Increasingly, as technical aspects of gastroenterology become more complex and gaps in standard 2-year Gastroenterology residency programs or 4-12 week General Surgery endoscopy training blocks are identified, the use case for virtual reality (VR) endoscopy simulators as an alternative training approach to attaining competency is growing. VR surgical training simulators, such as Intelligent Haptronic Solutions’ (IHS) VR endoscopy simulator, recreate the clinical experience for residents and trainees to acquire surgical skills in the absence of real patients. Unlike conventional patient-based training in residency programs, learners build their experience by practicing endoscopic procedures in a low-risk, controlled virtual environment. A number of studies have shown the benefits of this simulation-based training (SBT) model on clinical performance in EGD procedures compared with no SBT5. Whereas certain cases and patient types may never be encountered in the clinical setting, a well-designed VR surgical simulator provides trainees with the opportunity to complete a breadth of basic and advanced procedures on customizable virtual patient types. For example, IHS’ VR endoscopy simulator supports a range of diagnostic and therapeutic EGD tasks for learners to familiarize themselves with. Additional features such as customized patient cases and objective measures of performance built within IHS’ VR endoscopy simulator can confer further benefits as a competency assessment tool for credentialing applications. 
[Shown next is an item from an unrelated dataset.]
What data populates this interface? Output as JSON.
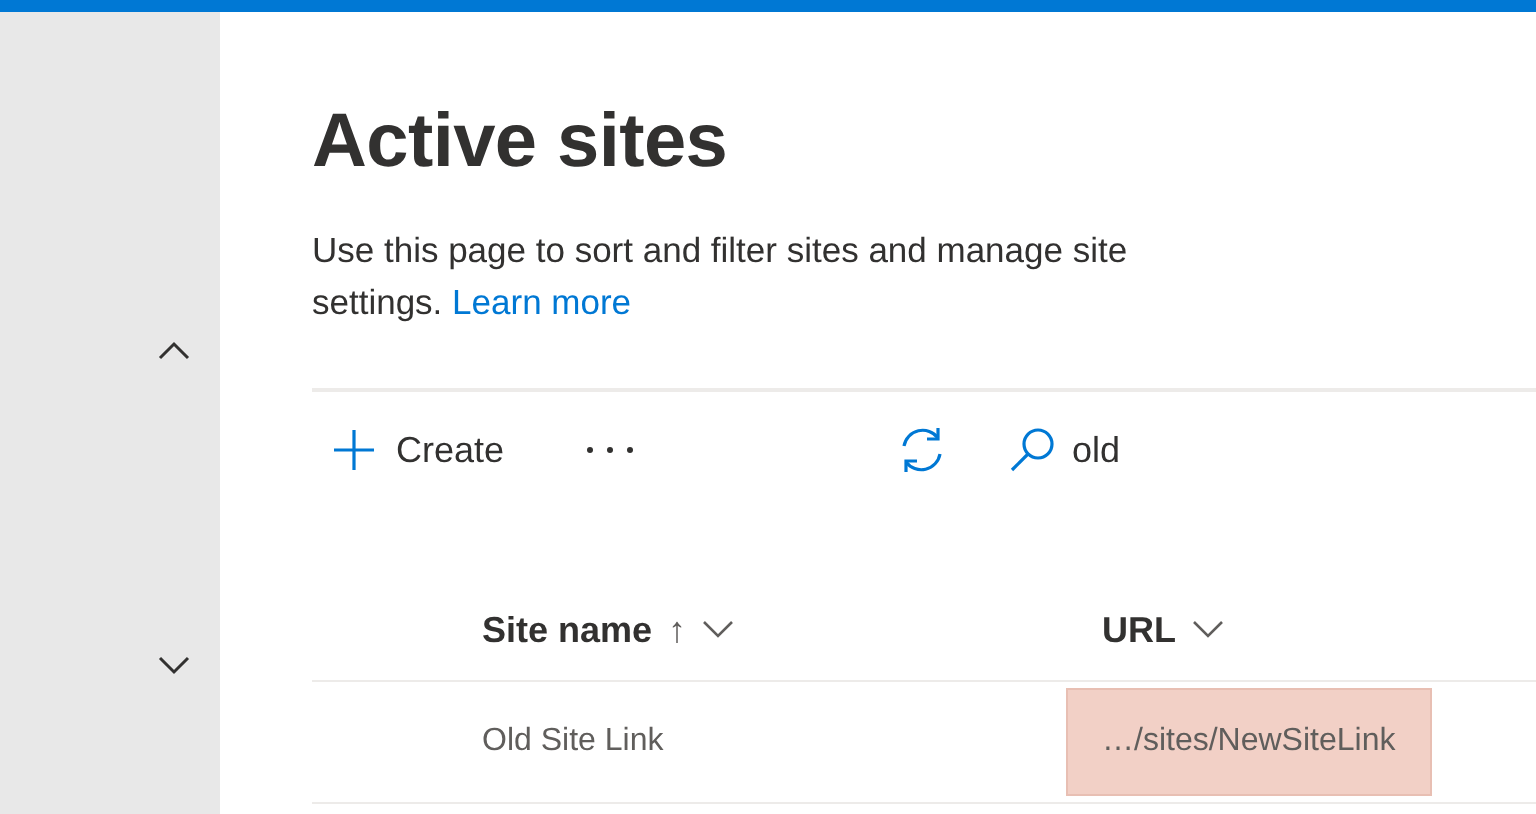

As advancements in endoscopic techniques and best practices progress, new learning strategies are warranted to equip residents and trainees with the skills and experience in EGD and other procedures. IHS’ VR endoscopy simulator addresses gaps in current patient-based training in Gastroenterology and General Surgery residency programs and facilitates the attainment of technical competency.

References
  1. American Society for Gastrointestinal Endoscopy and American College of Gastroenterology. (2015). Quality indicators for EGD. Gastrointest Endosc, 81, 17-30.
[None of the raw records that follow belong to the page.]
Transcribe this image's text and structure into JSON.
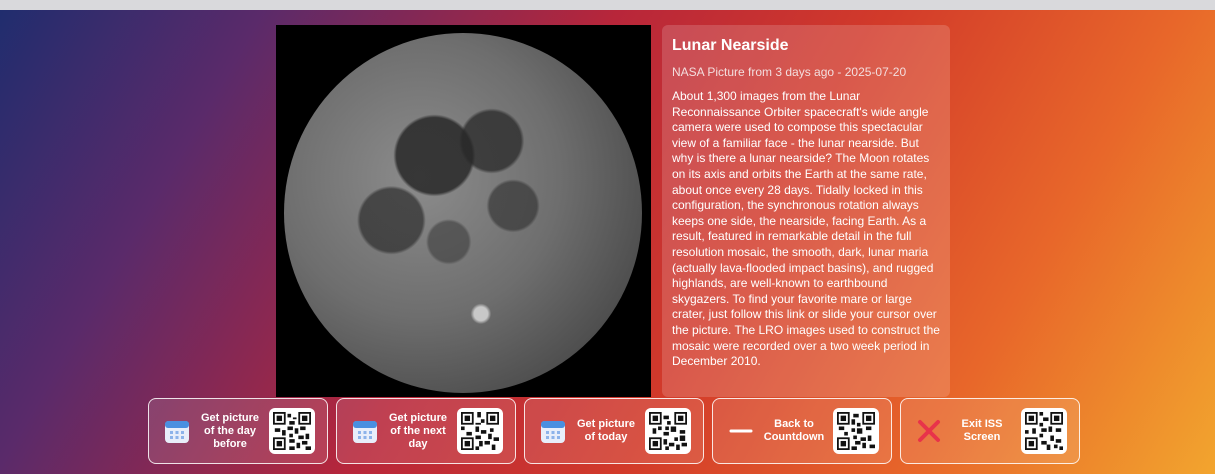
{
  "apod": {
    "title": "Lunar Nearside",
    "subtitle": "NASA Picture from 3 days ago - 2025-07-20",
    "description": "About 1,300 images from the Lunar Reconnaissance Orbiter spacecraft's wide angle camera were used to compose this spectacular view of a familiar face - the lunar nearside. But why is there a lunar nearside? The Moon rotates on its axis and orbits the Earth at the same rate, about once every 28 days. Tidally locked in this configuration, the synchronous rotation always keeps one side, the nearside, facing Earth. As a result, featured in remarkable detail in the full resolution mosaic, the smooth, dark, lunar maria (actually lava-flooded impact basins), and rugged highlands, are well-known to earthbound skygazers. To find your favorite mare or large crater, just follow this link or slide your cursor over the picture. The LRO images used to construct the mosaic were recorded over a two week period in December 2010."
  },
  "buttons": [
    {
      "label": "Get picture of the day before",
      "icon": "calendar-icon"
    },
    {
      "label": "Get picture of the next day",
      "icon": "calendar-icon"
    },
    {
      "label": "Get picture of today",
      "icon": "calendar-icon"
    },
    {
      "label": "Back to Countdown",
      "icon": "arrow-left-icon"
    },
    {
      "label": "Exit ISS Screen",
      "icon": "close-icon"
    }
  ],
  "colors": {
    "calendar_blue": "#4a8fe0",
    "exit_red": "#e8334a"
  }
}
  2. Ponich, T., Enns, R., Romagnuolo, J., Springer, J., Armstrong, D., & Barkun, A.N. (2008). Can J Gastroenterol, 22(4), 349-354.
  3. Cohen, J., Safdi, M.A., Deal, S.E., Baron, T.H., Chak, A., …& Pike, I.M. (2006). Gastrointest Endosc, 63, S10-15.
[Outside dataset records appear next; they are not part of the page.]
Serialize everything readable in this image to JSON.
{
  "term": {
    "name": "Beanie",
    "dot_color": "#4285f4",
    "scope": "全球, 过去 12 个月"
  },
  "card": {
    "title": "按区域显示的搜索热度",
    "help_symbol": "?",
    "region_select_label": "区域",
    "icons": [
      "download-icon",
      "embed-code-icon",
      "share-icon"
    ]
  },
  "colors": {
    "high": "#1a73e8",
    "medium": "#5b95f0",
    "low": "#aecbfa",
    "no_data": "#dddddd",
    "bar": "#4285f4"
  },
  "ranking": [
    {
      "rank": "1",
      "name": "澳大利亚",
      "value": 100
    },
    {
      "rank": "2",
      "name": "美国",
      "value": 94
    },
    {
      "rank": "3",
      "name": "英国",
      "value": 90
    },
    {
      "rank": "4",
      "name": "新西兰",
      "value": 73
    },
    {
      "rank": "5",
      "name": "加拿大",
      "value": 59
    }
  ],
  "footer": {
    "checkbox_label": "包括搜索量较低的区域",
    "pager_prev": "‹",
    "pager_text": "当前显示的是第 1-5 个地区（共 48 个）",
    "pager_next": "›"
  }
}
  4. Switzer, N., Dixon, E., Tinmouth, J., Bradley, N., Vassiliou, M., … & de Gara, C. (2015). Endoscopy in Canada: Proceedings of the National Round Table. Can J Gastroenterol Hepatol, 29(5), 259-265.
  5. Di Giulio, E., Fregonese, D., Casetti, T., Cestari, R., D’Ambra, G., …& Delle Fave, F. (2004). Training with a computer-based simulator achieves basic manual skills required for upper endoscopy: a randomized controlled trial. Gastrointet Endosc, 60(2), 196-200.